British opera singer

Henry Pelham "Hal" Cazalet (born 16 September 1969) is a British tenor opera singer.

==Early life==
Cazalet is the son of Sir Edward Cazalet, a retired High Court judge, and his wife, the Honourable Camilla Jane Gage, daughter of Henry Gage, 6th Viscount Gage. His paternal grandfather was Major Peter Cazalet, the well-known racehorse trainer.

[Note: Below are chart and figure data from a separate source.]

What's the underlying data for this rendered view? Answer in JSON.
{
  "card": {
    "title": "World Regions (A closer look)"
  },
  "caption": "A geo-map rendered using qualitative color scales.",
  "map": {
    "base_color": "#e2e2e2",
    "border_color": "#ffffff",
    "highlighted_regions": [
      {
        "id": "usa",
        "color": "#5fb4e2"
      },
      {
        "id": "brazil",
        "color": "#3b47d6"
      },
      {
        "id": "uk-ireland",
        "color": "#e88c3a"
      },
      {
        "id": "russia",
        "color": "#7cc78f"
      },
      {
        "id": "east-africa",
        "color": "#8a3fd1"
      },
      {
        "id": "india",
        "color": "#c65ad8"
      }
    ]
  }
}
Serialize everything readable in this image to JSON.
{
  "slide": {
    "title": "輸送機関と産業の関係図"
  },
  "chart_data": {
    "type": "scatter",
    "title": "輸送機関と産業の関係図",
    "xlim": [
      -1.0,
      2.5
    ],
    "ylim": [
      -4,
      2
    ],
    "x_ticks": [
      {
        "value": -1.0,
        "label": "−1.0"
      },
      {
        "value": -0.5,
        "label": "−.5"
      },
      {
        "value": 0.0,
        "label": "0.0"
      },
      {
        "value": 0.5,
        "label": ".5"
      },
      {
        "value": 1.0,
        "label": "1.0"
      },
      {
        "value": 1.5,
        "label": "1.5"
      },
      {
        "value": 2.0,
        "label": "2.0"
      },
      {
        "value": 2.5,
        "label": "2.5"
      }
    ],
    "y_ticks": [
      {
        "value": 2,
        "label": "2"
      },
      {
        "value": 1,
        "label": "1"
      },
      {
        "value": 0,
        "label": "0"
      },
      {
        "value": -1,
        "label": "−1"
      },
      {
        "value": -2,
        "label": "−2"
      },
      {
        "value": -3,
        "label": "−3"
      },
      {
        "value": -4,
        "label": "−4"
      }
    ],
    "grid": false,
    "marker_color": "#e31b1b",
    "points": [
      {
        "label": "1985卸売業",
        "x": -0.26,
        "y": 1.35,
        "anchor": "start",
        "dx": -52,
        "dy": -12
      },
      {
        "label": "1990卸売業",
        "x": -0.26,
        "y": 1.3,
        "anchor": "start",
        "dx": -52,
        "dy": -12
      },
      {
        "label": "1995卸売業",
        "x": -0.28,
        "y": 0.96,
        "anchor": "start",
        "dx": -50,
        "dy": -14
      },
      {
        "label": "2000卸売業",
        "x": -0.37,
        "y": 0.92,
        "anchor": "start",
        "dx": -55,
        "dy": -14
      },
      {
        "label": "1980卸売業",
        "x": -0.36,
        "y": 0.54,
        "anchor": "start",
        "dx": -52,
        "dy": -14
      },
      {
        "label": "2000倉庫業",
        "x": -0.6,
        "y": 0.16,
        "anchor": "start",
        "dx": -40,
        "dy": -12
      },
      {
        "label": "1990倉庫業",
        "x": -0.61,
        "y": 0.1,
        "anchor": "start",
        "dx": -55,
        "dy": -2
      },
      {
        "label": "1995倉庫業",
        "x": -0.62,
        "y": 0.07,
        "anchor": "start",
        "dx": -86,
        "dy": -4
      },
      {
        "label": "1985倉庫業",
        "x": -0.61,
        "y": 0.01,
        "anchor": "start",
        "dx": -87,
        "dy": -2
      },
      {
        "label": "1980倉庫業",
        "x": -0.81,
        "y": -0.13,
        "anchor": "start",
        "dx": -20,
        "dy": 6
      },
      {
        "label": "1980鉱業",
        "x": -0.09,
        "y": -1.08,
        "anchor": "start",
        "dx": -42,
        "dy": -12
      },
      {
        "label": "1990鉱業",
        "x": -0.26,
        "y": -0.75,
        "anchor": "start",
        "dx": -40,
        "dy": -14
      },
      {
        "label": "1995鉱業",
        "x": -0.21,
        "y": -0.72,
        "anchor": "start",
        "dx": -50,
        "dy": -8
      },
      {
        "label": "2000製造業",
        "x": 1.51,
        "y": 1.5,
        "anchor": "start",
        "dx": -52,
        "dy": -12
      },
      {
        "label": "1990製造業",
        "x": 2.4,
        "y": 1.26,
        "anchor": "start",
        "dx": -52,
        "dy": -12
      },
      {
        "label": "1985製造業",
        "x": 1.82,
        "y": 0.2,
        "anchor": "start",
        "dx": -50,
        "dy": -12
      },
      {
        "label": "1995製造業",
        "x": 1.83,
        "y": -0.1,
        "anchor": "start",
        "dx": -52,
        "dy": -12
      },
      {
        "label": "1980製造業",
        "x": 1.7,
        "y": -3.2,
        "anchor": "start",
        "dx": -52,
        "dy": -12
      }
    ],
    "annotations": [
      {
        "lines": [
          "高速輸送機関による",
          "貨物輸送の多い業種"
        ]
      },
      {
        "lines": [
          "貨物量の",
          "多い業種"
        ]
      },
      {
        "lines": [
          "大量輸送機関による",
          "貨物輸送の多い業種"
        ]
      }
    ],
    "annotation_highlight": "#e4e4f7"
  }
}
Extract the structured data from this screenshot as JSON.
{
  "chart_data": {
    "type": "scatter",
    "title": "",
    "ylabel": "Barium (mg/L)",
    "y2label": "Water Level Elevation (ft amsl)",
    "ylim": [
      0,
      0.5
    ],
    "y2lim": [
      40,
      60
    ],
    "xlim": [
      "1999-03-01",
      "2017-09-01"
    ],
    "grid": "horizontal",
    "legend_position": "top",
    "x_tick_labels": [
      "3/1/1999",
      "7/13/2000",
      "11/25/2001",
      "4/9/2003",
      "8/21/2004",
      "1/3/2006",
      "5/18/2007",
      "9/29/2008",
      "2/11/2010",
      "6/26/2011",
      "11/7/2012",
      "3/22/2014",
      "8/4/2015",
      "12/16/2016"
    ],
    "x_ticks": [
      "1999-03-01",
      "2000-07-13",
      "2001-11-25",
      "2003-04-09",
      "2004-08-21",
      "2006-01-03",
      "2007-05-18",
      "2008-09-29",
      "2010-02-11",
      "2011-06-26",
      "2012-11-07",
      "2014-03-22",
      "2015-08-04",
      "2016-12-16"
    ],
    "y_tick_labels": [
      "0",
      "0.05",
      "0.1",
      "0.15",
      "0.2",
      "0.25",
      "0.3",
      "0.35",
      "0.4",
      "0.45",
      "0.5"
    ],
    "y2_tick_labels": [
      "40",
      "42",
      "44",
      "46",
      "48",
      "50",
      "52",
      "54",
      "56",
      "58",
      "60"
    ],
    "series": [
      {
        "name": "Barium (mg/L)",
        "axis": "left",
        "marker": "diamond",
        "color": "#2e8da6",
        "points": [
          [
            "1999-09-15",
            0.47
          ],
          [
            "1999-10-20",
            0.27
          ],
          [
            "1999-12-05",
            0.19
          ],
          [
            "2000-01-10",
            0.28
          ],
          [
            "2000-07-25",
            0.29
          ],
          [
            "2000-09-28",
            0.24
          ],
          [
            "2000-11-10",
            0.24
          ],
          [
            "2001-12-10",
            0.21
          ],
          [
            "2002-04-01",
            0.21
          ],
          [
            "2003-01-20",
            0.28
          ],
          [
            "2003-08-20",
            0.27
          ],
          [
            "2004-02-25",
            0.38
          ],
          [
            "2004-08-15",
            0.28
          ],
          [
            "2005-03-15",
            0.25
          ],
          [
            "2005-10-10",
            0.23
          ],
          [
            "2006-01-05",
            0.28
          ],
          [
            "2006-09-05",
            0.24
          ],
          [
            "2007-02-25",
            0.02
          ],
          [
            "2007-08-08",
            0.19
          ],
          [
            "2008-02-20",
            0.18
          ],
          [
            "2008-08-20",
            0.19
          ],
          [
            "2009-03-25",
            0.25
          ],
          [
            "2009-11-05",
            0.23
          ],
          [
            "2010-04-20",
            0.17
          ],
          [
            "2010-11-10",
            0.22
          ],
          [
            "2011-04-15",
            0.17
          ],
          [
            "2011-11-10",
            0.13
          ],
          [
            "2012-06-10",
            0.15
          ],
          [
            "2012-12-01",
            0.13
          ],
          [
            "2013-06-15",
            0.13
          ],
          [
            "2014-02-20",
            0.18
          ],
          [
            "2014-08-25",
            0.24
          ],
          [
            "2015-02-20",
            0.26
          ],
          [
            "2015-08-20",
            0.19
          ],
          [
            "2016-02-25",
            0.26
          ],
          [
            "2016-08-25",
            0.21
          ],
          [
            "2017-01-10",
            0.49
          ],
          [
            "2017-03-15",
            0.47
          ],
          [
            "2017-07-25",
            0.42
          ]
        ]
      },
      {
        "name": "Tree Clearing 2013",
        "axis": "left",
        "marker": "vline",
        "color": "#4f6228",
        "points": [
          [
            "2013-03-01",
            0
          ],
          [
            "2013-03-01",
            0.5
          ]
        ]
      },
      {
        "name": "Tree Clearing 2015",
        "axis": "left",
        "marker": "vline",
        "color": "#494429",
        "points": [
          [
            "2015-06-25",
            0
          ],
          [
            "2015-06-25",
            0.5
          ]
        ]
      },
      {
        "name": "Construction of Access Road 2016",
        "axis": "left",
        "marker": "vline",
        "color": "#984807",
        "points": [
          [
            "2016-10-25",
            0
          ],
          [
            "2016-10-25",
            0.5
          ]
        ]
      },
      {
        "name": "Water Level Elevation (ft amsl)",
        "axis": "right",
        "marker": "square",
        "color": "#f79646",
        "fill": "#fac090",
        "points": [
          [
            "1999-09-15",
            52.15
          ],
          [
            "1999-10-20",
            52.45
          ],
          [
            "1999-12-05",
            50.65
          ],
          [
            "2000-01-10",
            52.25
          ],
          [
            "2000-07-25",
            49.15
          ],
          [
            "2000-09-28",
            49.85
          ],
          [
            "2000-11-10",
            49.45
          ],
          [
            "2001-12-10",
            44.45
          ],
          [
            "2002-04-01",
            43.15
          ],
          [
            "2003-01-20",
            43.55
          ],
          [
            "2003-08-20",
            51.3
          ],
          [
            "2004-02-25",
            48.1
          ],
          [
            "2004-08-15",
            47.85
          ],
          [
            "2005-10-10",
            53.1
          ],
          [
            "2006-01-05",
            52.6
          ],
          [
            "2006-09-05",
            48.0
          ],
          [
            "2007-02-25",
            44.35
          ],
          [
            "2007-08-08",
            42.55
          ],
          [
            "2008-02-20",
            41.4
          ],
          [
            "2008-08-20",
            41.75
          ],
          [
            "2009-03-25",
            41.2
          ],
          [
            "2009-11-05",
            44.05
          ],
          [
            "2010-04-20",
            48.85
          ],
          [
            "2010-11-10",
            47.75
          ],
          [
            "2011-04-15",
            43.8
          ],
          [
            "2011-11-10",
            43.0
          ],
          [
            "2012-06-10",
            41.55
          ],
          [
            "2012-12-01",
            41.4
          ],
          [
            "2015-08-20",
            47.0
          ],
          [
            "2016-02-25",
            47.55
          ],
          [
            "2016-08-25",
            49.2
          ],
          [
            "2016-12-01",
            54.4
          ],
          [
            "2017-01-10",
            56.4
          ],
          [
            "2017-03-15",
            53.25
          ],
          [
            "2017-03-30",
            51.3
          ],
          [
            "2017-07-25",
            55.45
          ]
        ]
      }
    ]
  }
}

He has an older brother, David Benedict Cazalet and a younger sister, the actress Lara Cazalet, with whom Cazalet sings professionally in a jazz trio.

Education

Cazalet attended the Dragon School in Oxford, England and Bryanston School in Dorset. Later he trained at the Guildhall School of Music in London and the Juilliard Opera Center, where he won the Shoshana Foundation Award.

==Career==
In the course of his career, Cazalet has appeared at almost all of the major operatic venues. His roles include Nicholas in Death and the Powers at the Monte Carlo Opera, Gerard in Les Enfants Terribles by Philip Glass’ at the Brooklyn Academy of Music Opera House, and Charles in The Music Programme at the Royal Opera House. His Lincoln Center concert debut was a performance of L'Infinito by Tristan Keuris. He has also performed with the New York Festival of Song at Weill Hall, at Carnegie Hall, and at the Wigmore Hall in London. He also performed as Mr Angel in The Impresario with the National Symphony Orchestra under Christopher Hogwood at the Kennedy Center. Other performances include Cascada in The Merry Widow with the English National Opera and Albert in Albert Herring with the Glyndebourne Touring Opera.